Trump and Xi are not expected to come out of the meeting with a final trade deal, but investors will be looking for signs of progress toward kick-starting the stalled negotiations between the two economic superpowers. The pair will meet for the first time in seven months in Osaka, Japan.

A report from the Wall Street Journal said Xi plans to present Trump with a set of terms the US should meet before Beijing is ready to settle the trade dispute.

Lifting the ban on the sale of US technology to Chinese telecom giant Huawei, removing all tariffs and dropping efforts to get China to buy more US exports are said to be among the preconditions.

The FTSE 100 index closed down 14.06 points, or 0.2%, at 7,402.33. The FTSE 250 ended up 54.07 points, or 0.3%, at 19,314.46, and the AIM All-Share closed down 0.39 points, at 923.61.

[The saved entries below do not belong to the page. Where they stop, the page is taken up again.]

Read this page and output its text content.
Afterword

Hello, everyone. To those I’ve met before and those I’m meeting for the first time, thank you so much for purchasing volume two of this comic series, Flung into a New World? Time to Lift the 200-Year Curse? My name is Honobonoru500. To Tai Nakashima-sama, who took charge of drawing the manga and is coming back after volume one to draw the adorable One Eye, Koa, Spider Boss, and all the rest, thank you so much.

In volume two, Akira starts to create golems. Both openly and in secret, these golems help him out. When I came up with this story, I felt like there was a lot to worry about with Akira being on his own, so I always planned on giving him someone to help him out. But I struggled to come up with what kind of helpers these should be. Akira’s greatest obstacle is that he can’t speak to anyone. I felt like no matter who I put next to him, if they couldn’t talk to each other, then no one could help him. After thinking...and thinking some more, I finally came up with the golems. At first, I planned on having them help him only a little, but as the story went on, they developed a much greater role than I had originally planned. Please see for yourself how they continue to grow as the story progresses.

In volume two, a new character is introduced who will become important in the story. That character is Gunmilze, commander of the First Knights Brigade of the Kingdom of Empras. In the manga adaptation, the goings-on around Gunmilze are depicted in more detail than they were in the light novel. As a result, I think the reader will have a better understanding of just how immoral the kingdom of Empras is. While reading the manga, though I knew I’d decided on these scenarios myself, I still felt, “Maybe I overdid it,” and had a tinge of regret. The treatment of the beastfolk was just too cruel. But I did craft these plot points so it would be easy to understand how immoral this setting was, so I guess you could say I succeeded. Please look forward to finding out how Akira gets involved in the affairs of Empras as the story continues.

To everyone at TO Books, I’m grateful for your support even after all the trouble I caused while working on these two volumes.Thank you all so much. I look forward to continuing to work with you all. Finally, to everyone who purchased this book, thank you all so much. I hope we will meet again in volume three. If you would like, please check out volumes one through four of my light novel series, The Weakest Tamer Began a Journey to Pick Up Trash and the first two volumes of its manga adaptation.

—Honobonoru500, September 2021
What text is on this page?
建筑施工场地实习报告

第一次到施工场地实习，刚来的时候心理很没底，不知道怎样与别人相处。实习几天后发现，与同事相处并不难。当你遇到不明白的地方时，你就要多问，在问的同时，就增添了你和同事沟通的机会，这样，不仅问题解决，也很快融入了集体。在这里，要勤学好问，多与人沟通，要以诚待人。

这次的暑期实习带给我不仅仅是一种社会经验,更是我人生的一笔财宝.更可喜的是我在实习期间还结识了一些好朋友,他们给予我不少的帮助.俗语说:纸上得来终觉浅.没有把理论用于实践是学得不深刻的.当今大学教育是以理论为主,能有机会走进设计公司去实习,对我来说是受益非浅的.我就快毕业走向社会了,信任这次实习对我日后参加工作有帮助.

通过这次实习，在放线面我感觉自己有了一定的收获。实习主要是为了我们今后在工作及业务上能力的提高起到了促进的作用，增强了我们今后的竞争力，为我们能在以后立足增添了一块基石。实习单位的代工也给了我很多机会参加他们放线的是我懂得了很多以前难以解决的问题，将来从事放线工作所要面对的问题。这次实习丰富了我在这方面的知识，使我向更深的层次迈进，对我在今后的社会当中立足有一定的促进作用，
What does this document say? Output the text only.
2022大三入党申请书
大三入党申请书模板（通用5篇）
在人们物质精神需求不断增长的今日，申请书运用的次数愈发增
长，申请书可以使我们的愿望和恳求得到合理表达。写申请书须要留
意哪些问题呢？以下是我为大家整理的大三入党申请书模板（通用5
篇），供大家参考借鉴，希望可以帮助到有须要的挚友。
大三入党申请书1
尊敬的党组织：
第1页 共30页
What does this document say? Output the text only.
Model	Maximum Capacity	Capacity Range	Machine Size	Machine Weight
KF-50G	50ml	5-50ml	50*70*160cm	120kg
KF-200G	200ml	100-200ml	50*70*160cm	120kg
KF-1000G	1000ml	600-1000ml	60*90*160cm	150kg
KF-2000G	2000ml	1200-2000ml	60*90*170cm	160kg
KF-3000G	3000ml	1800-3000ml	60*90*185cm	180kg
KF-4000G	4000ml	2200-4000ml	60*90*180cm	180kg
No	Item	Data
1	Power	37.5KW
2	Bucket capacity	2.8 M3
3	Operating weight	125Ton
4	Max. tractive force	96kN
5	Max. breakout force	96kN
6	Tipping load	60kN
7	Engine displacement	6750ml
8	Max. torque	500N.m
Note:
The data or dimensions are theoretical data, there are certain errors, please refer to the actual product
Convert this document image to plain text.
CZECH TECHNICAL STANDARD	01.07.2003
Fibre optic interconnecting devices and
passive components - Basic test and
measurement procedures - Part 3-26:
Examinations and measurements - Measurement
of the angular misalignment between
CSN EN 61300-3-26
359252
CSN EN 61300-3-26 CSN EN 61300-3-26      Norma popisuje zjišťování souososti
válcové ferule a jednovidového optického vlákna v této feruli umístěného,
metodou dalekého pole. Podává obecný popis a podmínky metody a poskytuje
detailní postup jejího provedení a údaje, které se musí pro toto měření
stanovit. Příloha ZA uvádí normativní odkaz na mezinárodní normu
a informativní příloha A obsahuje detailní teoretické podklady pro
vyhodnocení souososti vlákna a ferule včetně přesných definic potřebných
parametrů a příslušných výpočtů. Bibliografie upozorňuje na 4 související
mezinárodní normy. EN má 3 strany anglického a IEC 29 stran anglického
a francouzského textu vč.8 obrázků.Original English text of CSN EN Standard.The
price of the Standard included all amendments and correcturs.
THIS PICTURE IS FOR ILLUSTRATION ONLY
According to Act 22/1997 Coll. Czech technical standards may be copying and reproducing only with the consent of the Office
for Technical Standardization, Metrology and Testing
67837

The Cboe UK 100 ended down 0.2% at 12,556.79, the Cboe UK 250 closed up 0.3% at 17,272.58, and the Cboe Small Companies declined 0.5% to 11,383.55.

In Paris the CAC 40 ended down 0.1%, while the DAX 30 in Frankfurt ended up 0.2%.

CMC Markets analyst David Madden said: "Stocks [ended] mixed as trade tension between the US and China are at the forefront of traders' minds. The G20 meeting begins tomorrow, and on Saturday, Donald Trump will meet with Xi Jinping, and that will be closely watched by traders. There was talk that both sides had agreed a 'truce' in terms of the trade spat on the run up to the meeting.

"The US have concerns in relation to national security about the Chinese tech firm Huawei. It was reported that some Huawei employers worked on Chinese military projects, but the tech group denied there is cooperation with the armed forces. US negotiators are likely to be even more sceptical of China in light of the news."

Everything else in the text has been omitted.